July 8, 2016 | Journal Article

Front Cover of BMC Health Services Research Authors: Aoife Brick , Richard Layte , Anne Nolan , Michael J Turner
BMC Health Services Research , Vol. 16 , 239 , July, 2016 , pp. 1-12

Background

To evaluate the extent of the difference in elective (ELCS) and emergency (EMCS) caesarean section (CS) rates between nulliparous women in public maternity hospitals in Ireland by model of care, and to quantify the contribution of maternal, clinical, and hospital characteristics in explaining the difference in the rates.

Methods

Cross-sectional analysis using a combination of two routinely collected administrative databases was performed.
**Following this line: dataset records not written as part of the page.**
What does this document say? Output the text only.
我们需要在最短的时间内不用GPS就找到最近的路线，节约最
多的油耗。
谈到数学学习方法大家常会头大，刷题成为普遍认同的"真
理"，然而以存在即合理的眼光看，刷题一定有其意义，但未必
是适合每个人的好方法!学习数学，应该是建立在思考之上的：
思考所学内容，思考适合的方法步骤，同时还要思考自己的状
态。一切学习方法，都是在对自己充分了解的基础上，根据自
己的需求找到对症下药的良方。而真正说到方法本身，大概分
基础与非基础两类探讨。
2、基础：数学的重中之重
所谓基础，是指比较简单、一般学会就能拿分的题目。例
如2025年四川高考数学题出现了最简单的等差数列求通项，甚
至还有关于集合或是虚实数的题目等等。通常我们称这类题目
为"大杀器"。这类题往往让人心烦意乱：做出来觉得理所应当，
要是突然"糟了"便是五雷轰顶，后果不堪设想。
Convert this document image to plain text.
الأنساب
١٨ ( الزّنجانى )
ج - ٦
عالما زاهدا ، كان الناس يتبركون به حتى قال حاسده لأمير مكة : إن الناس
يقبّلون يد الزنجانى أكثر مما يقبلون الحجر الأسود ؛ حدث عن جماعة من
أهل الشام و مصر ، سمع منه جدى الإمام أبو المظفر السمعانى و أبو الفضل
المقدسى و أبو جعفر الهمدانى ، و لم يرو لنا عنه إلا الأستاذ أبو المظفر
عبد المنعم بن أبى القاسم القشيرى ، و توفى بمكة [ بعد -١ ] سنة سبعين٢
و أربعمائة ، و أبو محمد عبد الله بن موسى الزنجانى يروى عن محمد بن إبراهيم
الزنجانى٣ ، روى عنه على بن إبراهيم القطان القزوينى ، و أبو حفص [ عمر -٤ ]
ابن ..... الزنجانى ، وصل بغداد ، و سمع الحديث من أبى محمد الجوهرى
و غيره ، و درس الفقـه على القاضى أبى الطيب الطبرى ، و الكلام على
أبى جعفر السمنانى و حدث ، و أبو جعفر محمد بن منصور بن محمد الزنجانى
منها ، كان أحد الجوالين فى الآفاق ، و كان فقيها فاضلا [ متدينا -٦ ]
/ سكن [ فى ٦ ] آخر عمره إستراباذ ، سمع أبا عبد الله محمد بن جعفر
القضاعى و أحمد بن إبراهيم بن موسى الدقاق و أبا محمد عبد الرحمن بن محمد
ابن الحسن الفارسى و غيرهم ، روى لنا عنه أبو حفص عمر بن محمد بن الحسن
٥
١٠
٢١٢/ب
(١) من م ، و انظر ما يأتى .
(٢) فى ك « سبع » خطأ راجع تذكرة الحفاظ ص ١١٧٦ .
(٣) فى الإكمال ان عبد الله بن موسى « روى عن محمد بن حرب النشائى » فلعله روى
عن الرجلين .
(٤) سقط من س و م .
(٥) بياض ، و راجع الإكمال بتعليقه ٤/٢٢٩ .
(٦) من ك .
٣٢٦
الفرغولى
A non-linear extension of the Oaxaca-Blinder method is used to decompose the difference between public and private ELCS and EMCS rates into the proportion explained by the differences in observable maternal, clinical, and hospital characteristics and the proportion that remains unexplained.

Results

Of the 29,870 babies delivered to nulliparous women, 7,792 were delivered via CS (26.1 %), 79.6 % of which were coded as EMCS. Higher prevalence of ELCS was associated with breech presentation, other malpresentation, and the mother being over 40 years old. Higher prevalence of EMCS was associated with placenta praevia or placental abruption, diabetes (pre-existing and gestational), and being over 40 years old. The private model of care is associated with ELCS and EMCS rates 6 percentage points higher compared than the public model of care but this differential is insignificant in the fully adjusted models for EMCS. Just over half (53 %) of the 6 percentage point difference in ELCS rates between the two models of care can be accounted for by maternal, clinical and hospital characteristics. Almost 80 % of the difference for EMCS can be accounted for.

Conclusions

The majority of the difference in EMCS rates across models of care can be explained by differing characteristics between the two groups of women. The main contributor to the difference was advancing maternal age. The unexplained component of the difference for ELCS is larger; an excess private effect remains after accounting for maternal, clinical, and hospital characteristics. This requires further investigation and may be mitigated in future with the introduction of clinical guidelines related to CS.